THE EARTH IS WEEPING

The Epic Story of the Indian Wars for the American West

by Peter Cozzens

Pub Date: Oct. 25th, 2016
ISBN: 978-0-307-95804-4
Publisher: Knopf

A sturdy overview of the Indian Wars.

Cozzens (Battlefields of the Civil War: The Battles that Shaped America, 2011, etc.) turns his attention westward to the combat between invading whites and Natives along the frontier. Traditional histories set the beginnings of that conflict with the Sioux Uprising of 1862, but Cozzens starts in 1866 with the better-studied war of resistance mounted by Red Cloud. His long narrative continues to the shameful massacre of the Sioux at Wounded Knee a generation later, a compressed period with many set pieces, from the Battle of Little Bighorn to the murder of Crazy Horse and the Geronimo Campaign.
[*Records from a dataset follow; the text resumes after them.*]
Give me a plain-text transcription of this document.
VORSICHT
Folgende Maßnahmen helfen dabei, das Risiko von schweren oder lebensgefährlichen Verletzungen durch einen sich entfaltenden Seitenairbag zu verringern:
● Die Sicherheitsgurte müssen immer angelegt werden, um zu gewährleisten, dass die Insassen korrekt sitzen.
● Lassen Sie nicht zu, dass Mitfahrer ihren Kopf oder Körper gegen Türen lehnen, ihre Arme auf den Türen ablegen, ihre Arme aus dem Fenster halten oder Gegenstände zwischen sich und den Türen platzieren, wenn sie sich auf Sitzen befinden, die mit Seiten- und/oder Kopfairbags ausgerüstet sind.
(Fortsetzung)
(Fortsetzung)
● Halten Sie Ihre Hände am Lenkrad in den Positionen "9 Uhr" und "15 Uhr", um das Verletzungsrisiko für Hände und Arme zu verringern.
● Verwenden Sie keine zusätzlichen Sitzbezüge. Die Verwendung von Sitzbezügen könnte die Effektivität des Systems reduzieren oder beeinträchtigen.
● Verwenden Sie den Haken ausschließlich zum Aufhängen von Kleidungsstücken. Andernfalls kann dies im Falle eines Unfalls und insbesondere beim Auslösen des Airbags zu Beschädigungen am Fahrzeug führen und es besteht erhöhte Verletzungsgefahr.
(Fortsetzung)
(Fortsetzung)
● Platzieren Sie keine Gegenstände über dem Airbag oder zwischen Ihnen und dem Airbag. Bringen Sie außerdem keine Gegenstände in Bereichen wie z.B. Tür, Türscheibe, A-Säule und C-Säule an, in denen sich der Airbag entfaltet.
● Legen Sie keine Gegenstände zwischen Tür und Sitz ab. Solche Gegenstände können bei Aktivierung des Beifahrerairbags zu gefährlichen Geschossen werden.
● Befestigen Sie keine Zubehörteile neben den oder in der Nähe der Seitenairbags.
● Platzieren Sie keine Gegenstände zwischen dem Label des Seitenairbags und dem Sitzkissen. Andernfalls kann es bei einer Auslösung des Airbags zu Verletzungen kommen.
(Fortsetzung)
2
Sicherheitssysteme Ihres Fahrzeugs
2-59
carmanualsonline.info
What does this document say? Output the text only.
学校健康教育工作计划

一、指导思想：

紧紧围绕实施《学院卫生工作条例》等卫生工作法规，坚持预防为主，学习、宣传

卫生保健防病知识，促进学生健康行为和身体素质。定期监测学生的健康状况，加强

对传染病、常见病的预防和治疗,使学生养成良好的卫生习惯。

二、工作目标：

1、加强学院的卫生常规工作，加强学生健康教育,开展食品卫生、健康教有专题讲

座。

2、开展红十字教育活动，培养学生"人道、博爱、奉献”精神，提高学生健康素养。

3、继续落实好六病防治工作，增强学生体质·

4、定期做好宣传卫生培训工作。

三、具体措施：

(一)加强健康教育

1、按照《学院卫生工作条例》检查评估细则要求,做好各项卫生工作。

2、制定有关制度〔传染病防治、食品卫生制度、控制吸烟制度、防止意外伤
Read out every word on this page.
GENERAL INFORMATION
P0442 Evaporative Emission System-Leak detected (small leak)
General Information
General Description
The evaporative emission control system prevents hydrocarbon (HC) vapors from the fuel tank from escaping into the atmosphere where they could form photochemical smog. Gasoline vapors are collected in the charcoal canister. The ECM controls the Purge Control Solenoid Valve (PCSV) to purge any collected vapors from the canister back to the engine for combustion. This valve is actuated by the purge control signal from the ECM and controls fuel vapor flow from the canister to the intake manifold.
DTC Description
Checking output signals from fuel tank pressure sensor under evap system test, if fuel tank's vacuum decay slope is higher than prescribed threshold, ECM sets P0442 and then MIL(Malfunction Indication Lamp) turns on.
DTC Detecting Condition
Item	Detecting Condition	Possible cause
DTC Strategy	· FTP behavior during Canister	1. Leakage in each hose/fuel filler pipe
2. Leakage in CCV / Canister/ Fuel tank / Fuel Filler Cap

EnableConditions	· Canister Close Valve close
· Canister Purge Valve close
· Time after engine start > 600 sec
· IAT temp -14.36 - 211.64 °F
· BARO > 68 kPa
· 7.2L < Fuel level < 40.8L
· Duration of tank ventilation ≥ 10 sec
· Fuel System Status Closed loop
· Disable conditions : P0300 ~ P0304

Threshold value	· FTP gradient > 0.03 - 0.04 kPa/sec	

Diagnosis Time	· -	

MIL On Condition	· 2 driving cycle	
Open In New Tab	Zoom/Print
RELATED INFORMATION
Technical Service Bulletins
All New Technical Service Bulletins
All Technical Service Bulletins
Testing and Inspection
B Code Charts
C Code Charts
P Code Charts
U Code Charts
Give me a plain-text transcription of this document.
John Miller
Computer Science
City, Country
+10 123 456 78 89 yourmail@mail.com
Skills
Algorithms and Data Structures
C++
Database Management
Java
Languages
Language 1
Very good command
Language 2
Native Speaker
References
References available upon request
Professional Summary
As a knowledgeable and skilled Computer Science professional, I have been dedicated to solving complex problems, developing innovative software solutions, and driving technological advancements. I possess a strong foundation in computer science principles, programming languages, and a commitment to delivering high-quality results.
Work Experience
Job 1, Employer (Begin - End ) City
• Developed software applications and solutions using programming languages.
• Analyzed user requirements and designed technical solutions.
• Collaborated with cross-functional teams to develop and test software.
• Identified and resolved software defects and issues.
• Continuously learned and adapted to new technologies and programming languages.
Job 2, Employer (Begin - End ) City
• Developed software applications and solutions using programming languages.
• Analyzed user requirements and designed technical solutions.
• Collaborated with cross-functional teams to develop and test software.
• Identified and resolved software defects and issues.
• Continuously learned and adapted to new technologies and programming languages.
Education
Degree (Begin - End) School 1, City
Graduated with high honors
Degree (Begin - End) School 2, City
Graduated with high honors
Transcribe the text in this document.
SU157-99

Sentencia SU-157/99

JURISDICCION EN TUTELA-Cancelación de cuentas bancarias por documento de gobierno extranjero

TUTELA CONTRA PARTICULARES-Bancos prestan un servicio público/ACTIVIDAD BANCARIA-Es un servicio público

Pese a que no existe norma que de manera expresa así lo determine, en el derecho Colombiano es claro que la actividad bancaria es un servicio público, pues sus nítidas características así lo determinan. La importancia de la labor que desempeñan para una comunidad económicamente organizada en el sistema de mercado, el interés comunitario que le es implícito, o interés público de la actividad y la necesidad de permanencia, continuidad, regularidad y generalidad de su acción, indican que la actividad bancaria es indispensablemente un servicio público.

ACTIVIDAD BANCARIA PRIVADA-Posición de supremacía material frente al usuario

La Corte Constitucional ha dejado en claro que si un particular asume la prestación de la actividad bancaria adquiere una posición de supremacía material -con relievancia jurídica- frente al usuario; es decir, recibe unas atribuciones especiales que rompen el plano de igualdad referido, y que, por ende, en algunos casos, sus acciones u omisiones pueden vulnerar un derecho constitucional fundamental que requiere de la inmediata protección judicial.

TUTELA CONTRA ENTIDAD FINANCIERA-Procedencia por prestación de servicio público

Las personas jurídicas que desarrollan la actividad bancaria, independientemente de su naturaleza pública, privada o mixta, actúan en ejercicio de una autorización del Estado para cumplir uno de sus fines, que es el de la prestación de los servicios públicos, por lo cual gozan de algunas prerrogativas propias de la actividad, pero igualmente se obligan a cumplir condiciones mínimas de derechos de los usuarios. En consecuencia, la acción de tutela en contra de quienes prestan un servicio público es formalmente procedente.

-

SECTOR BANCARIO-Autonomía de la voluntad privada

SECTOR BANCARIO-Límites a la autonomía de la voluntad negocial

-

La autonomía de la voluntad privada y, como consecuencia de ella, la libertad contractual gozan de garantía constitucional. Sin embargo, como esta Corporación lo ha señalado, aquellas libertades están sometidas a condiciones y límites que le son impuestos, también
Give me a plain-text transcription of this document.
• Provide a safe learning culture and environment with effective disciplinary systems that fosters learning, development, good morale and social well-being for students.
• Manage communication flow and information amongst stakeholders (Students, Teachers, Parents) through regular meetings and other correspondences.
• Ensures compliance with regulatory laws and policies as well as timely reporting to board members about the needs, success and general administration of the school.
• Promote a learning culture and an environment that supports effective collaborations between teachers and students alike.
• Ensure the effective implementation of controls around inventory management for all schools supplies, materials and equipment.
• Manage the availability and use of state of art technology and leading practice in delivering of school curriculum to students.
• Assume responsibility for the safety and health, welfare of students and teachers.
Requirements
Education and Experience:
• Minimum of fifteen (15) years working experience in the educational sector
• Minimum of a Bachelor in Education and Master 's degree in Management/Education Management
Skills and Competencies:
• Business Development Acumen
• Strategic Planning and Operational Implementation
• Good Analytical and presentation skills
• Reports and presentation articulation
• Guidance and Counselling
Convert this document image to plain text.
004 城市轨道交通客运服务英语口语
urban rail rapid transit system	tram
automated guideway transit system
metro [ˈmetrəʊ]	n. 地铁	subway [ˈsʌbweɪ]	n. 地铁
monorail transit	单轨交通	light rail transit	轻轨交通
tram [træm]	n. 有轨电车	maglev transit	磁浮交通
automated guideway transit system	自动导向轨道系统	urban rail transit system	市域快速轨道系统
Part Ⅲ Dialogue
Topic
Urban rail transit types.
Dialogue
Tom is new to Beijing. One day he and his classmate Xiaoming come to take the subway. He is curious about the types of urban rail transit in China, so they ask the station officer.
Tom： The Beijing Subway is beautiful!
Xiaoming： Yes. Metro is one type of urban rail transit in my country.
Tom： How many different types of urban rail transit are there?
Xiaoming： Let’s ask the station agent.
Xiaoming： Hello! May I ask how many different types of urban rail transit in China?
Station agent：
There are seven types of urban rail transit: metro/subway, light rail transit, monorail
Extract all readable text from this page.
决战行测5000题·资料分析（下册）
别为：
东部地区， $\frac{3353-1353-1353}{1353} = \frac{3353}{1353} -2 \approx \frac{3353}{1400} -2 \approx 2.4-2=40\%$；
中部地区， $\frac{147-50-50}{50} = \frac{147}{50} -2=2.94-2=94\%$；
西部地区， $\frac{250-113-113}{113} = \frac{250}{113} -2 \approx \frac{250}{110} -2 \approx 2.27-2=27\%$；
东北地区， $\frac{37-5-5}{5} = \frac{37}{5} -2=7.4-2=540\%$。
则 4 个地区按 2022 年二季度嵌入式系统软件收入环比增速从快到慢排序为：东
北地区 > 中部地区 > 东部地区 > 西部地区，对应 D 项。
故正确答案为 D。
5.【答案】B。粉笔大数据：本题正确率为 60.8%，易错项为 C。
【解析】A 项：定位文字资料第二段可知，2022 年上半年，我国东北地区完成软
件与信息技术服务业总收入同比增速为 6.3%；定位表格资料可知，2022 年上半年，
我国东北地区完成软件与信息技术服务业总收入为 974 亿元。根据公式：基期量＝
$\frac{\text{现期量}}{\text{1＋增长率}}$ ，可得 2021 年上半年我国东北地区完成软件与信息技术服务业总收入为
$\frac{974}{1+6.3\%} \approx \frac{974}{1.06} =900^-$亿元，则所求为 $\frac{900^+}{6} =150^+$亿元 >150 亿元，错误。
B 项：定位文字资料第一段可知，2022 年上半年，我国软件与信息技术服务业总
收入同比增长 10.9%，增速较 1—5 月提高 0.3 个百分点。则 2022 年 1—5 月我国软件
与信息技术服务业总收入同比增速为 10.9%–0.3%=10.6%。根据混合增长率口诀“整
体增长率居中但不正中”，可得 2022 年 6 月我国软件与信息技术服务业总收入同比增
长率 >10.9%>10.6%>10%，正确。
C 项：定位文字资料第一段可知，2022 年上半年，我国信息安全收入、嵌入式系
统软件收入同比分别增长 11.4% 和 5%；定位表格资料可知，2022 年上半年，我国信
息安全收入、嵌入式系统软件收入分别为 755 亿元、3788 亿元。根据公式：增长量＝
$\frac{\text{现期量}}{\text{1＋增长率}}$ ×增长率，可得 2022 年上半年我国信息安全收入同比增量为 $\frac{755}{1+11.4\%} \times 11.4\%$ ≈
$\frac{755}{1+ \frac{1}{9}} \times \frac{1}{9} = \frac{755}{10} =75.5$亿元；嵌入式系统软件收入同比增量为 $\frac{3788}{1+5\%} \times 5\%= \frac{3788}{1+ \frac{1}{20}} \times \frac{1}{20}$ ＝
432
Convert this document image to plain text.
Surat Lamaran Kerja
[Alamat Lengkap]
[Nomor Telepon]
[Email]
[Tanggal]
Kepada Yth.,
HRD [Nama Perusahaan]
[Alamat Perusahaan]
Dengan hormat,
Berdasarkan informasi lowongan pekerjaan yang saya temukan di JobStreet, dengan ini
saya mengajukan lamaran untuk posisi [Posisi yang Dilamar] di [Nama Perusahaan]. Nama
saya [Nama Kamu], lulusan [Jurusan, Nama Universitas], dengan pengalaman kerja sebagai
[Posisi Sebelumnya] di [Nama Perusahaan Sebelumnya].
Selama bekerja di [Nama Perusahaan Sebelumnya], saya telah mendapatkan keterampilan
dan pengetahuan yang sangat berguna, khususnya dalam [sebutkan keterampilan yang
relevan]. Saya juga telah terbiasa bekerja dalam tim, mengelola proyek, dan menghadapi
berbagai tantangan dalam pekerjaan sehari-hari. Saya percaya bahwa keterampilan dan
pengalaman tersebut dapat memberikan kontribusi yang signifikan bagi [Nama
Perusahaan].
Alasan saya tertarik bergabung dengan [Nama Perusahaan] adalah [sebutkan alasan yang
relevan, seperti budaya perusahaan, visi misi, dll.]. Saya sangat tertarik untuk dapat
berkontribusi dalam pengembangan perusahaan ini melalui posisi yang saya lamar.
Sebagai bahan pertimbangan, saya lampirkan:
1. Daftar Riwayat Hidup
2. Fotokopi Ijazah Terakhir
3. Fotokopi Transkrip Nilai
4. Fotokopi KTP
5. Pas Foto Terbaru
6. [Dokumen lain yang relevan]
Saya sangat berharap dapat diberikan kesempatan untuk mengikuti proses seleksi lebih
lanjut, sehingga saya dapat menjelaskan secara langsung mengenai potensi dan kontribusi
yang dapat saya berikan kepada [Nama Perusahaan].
The author covers all the ground dutifully if without much flair; this is a narrative of facts more than ideas, and it sometimes plods. Still, Cozzens is not without insight—“the Indians who had gone to war against the government had usually done so reluctantly,” he writes, “and they had lost their land and their way of life anyway”—and there is much merit in having a readable history of the Indian Wars in one volume. Cozzens promises to “bring historical balance” to the story, and he does, but this mostly means demonstrating to readers that not all whites were devils and not all tribes that were not wholeheartedly in resistance were sellouts, the view we have been accustomed to since Dee Brown’s Bury My Heart at Wounded Knee (1970). As Cozzens notes on the latter score, many Native groups saw the federal government as a reliable protector against rival tribes, and regardless, instances were few where there was monolithic opposition to the whites even within a group. Still, as Gen. George Crook noted of the Indians, “all the tribes tell the same story. They are surrounded on all sides, the game is destroyed or driven away, they are left to starve, and there remains but one thing for them to do—fight while they can.”

A useful one-volume history refreshingly without many bones to pick but also without much fire.